Arquivo da categoria: Patrícia Leonardelli

O ator como curador do museu de si

Marília Costa

Créditos da imagem: Francis Alÿs, Déjà Vu (Walking a Painting), 1997

Ao longo da história do teatro o depoimento pessoal tem marcado presença a partir da segunda metade do século XX. Patrícia Leonardelli faz esse levantamento na tese intitulada A memória como recriação do vivido. No percurso construído por Leonardelli, na maior parte das produções, o depoimento é utilizado apenas no processo criativo, mas não aparece de maneira direta no produto final. Nos espetáculos contemporâneos (do século XXI), percebe-se o desnudamento das experiências pessoais diante da plateia sem a mediação de uma personagem. O ator torna-se também curador da própria vida no jogo autoficcional.

Em muitos espetáculos contemporâneos os atores levam para o palco do teatro acontecimentos reais, objetos, fotografias, documentos  que validam os relatos pessoais. Esse gesto pode ser considerado como um processo de museificação do eu ou de sua simetria imediata, a extrema dispersão pós-moderna do sujeito, como afirma Régine Robin ao analisar a obra de Christian Boltanski.

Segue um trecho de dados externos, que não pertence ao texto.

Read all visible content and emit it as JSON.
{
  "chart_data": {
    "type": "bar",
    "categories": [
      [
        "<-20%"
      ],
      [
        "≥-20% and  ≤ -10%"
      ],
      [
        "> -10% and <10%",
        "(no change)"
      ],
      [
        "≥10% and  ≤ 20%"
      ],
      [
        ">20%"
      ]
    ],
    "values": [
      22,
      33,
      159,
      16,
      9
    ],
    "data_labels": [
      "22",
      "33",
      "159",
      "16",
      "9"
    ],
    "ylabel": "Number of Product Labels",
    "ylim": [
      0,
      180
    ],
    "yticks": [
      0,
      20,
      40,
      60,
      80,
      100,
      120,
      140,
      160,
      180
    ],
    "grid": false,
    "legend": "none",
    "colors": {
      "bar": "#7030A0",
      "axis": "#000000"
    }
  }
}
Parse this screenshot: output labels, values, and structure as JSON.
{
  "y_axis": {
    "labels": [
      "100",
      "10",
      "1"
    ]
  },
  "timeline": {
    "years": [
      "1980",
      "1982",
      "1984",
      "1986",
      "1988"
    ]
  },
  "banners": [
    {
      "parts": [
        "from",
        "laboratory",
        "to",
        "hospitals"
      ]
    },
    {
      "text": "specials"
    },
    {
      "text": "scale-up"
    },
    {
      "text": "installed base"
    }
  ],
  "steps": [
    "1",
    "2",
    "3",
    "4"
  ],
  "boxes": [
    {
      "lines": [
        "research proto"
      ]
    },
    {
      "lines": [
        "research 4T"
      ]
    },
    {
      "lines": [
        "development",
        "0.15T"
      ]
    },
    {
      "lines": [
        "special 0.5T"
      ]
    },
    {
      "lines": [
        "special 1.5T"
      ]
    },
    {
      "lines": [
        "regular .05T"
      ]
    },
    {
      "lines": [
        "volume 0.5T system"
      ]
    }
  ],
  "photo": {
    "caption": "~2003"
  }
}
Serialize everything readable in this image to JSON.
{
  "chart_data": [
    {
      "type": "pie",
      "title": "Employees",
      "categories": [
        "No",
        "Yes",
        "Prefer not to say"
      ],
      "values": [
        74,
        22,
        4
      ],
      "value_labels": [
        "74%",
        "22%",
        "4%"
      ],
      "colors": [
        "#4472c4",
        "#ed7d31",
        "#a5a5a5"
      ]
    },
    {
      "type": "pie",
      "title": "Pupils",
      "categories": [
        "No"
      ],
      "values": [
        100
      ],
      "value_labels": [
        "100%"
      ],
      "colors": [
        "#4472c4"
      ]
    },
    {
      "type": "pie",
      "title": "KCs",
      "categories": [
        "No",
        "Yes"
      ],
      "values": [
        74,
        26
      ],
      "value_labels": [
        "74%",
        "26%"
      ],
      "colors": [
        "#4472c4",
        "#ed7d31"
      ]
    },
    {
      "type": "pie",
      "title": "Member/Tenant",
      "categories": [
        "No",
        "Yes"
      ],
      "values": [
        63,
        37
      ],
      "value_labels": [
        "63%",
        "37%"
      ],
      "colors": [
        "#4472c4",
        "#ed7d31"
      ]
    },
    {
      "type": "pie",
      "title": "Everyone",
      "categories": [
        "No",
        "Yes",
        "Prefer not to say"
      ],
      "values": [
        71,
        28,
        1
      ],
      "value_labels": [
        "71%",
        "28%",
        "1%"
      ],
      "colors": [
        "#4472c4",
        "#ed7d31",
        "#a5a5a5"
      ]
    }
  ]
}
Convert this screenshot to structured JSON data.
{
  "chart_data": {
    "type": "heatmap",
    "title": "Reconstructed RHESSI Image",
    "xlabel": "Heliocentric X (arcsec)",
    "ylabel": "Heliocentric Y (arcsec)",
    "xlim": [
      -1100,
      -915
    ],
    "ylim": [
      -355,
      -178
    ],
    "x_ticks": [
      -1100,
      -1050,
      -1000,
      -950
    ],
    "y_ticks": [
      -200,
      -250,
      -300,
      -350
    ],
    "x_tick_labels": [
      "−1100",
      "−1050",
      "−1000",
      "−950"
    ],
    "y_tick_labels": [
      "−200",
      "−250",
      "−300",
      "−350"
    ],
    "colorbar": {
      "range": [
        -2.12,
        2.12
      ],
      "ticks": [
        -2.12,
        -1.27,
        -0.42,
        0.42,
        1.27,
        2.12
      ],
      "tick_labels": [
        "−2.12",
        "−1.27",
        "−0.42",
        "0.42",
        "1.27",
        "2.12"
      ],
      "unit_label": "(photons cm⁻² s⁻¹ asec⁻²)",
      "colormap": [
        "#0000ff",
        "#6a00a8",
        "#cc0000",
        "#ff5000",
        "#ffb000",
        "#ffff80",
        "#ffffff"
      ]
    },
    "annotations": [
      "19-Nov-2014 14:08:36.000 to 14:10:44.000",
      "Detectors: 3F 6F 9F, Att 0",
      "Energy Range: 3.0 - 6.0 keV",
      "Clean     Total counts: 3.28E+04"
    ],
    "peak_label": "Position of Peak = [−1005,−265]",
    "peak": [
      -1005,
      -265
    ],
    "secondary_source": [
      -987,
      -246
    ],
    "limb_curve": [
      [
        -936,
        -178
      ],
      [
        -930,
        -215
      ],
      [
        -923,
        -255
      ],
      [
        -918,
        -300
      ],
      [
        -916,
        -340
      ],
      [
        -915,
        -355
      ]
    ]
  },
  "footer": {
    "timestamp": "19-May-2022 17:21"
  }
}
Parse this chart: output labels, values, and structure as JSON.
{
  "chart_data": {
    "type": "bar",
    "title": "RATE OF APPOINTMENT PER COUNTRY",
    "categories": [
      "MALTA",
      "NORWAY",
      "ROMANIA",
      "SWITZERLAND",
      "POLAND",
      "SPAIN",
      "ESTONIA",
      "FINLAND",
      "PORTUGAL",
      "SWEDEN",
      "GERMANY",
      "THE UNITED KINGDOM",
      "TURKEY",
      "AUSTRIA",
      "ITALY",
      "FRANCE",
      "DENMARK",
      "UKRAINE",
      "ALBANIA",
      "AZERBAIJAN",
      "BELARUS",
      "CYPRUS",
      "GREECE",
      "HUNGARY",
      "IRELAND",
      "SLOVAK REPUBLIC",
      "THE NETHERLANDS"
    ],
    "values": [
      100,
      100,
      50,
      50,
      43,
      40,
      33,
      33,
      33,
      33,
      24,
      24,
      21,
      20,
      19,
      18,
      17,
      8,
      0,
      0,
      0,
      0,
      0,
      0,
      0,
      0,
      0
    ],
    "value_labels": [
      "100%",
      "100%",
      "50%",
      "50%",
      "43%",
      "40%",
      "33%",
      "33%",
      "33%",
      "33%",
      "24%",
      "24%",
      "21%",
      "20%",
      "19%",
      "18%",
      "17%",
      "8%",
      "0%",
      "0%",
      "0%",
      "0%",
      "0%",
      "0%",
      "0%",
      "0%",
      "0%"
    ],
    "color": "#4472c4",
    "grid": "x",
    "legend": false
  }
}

Em 1969, Christian Boltanski publicou o livro Pesquisa e apresentação de tudo o que resta da minha infância, 1944-1950. Trata-se de um livro de artista com apenas nove páginas, que reúne fotografias que se propõem dar conta dos restos da existência de Christian Boltanski, mas que falham se o que se espera é a exposição de uma interioridade ou subjetividade plena. O que é entregue são imagens (uma foto de turma, um pedaço de suéter, cabelo datado de 1949, uma camisa) que nada dizem da vida íntima ou personalidade do artista, nenhuma confissão, nenhum relato pessoal, nenhum contexto histórico, social ou econômico. No pouco revelado sobre a intimidade de Boltanski, a procura pela recuperação da vida se constitui como tarefa impossível. Os documentos e objetos pessoais mostram-se frágeis e não dão conta do sujeito, nenhuma existência é transposta nesse cenário vacilante e lacunar. A partir desse ponto de vista Régine Robin afirma que

Se trata de constituirse a sí mismo en museo, en especie de oficina de objetos perdidos, pero como se ve en el último ejemplo citado, la búsqueda de pleno desemboca en el vacío, en un ficticio que roza la ausencia de lugar. Al querer conservar todo, al fijarse en vitrina, en estatua, se termina por ocupar todos los lugares, o sea ninguno. Autoficcíon. Experimentación sobre las ficciones del yo, sobre un yo vacío.

Em “Matrizes: Avós, Regalos e Sobremesas” a atriz e dramaturga Marina Fervenza tenta reconstituir a história das avós. O processo criativo envolve recolher depoimentos de familiares e outras pessoas que conviveram com as avós da atriz, recorrer as próprias lembranças, delimitar os temas que gostaria de abordar no espetáculo, transformar todo o material (textos, documentos, imagens, relatos, lembranças) em cena. Nesse sentido, nota-se que a atriz no processo de ficcionalização de si e de museificação de si também atua como curadora de si, pois existe todo um investimento para a construção de sentido do espetáculo, em que a atriz e também personagem busca sugerir um caminho de leitura para o seu relato de vida. Desse modo, o espetáculo teatral autoficcional se constitui como uma espécie de visita guiada pelo autor/personagem em que as seleções e escolhas feitas por ele são úteis para tensionar a relação entre o real e o ficcional.